CRIMMINS: Watson recovered only six sets of bones. The rest are still buried somewhere under the tracks that Amtrak uses every day.

WATSON: We knew that there was something common here and something rare at the same time. The common aspect is that, yeah, this is something that happened all over the country. But the fact that these men could be recovered, their stories told, that's fairly rare.

CRIMMINS: The remains from the early Industrial Revolution sets a scientific precedent. Janet Monge, a senior anthropologist at the University of Pennsylvania, studied the bones for years to learn about the workers' diet and the intense physical strain they were under. That's not why she came to the funeral. Her ancestors are Italian and they also came to American as immigrant laborers.

JANET MONGE: But it's all the same really.

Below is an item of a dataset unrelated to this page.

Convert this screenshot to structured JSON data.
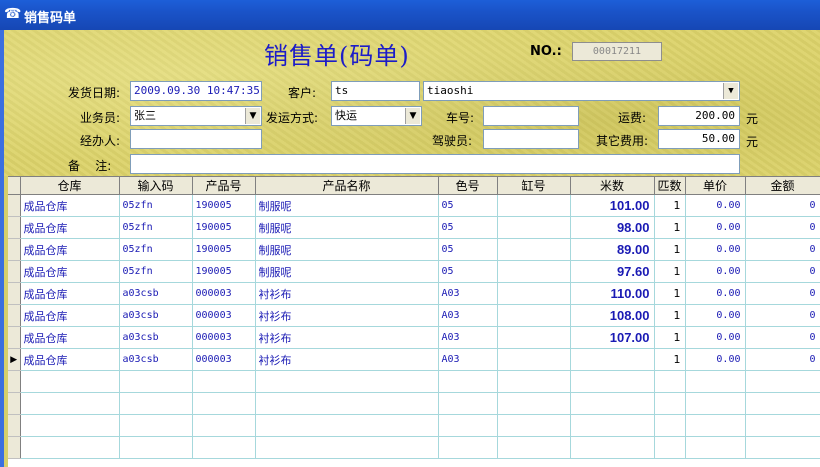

So, it's nice to be able to pay homage essentially to those ancestors of ours that we never met, but would love to say a word to, like, thanks.

(SOUNDBITE OF SONG, "A SOLDIER'S SONG")

UNIDENTIFIED MAN: (Singing in foreign language)

CRIMMINS: The five unknown laborers were lowered into the ground as an Irish tenor sang "A Soldier's Song." Cemetery superintendent Bill Doran built the caskets for the remains. As an Irish immigrant himself, he says he felt a kinship.

BILL DORAN: They came to Philadelphia and started to work the next day. You know, so, for the mothers and fathers in Ireland, you know, they were expecting a letter in the mail that never came. Their loved ones just fell off the face of the earth.

CRIMMINS: At least one family does know what happened. The remains of a John Ruddy were identified and will be shipped back to County Donegal, Ireland so he can be buried at home. For NPR, I'm Peter Crimmins in Philadelphia.